The human brain is a wonderful meaning-making machine, and we tend to make meanings that suit our purpose. Our good-bad, right-wrong, and all other classifications are quite subjective, and we pick the meaning that suits our purpose. The crucial question is, what is the purpose of life? The narrower the purpose and the greater will be the manipulation. For a drunkard, drinking liquor is the purpose of life. He may beat his wife to snatch money away from her. He may also fight his siblings to get money to buy his desired dose of liquor. For a student like "Chatur" in 3 Idiots, it may be fair to place vulgar magazines in the rooms of his batchmates so that they get distracted and are not able to perform well in the examination.
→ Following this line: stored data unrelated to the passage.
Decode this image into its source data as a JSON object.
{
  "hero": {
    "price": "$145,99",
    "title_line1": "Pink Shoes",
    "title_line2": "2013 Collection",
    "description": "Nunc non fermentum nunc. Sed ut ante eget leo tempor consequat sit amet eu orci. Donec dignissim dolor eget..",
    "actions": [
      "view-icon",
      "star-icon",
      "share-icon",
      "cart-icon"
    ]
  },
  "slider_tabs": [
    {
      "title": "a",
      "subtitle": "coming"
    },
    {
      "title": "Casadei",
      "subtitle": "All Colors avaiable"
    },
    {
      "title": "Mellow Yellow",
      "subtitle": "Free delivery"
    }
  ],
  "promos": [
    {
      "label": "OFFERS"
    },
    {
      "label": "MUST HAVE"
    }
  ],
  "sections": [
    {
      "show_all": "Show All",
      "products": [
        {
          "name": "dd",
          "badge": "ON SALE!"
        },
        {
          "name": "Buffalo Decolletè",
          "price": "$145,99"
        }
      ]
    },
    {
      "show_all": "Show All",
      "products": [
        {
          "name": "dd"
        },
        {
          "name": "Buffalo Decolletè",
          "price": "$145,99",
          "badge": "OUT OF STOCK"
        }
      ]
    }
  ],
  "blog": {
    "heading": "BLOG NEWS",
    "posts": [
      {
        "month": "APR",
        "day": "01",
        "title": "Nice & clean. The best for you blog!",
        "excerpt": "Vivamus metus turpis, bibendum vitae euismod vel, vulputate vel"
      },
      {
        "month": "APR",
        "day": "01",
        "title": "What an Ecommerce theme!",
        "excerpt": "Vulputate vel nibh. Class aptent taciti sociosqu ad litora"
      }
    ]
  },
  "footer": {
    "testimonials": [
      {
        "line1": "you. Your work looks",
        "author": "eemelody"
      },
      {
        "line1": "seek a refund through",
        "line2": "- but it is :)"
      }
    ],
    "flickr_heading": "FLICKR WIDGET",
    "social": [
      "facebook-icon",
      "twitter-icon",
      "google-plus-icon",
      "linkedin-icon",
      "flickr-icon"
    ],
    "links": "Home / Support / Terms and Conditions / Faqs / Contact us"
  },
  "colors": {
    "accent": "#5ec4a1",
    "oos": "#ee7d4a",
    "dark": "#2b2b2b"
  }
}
For some sportsmen, their belief in a particular religion may be so strong that they may believe that people belonging to all other faiths are inferior to them.
In a world full of diverse meanings, everyone creates their own meaning of life. The narrower our awareness, the more certain we become about the purpose of life. Ask a drug addict, and he will have no doubt that life's purpose is to get that "kick." Ask a person whose life revolves around his family, and he would be 100% sure that the purpose of life is to work for his family’s well-being, without even considering what well-being truly means. We might ask someone who is fanatic about his religion about the fundamental philosophy of that religion, and he would likely not know. This would hold true in 100% of cases because the moment anyone reads the scriptures of his religion with an open mind, they begin to appreciate the context in which each message is delivered. However, a biased mind interprets the meaning it wants to assign, which serves its convenience. That's why, whenever we place anything other than truth at the center of our lives, our minds assign meanings to everything that align with that central focus. As long as truth—and only truth—remains the core of our lives, our minds will continue to create meanings that stray far from reality, as reality is not always sweet. Even if our minds can recognize our own mental narratives, which may be distorted by falsehood, we will convince ourselves to confine the "pursuit of truth" to an intellectual level and carry on living according to our mental stories. It's not easy for a person with a habitually reactive mind to sit silently and witness the outer and the inner reality. It's difficult for it to observe as a witness.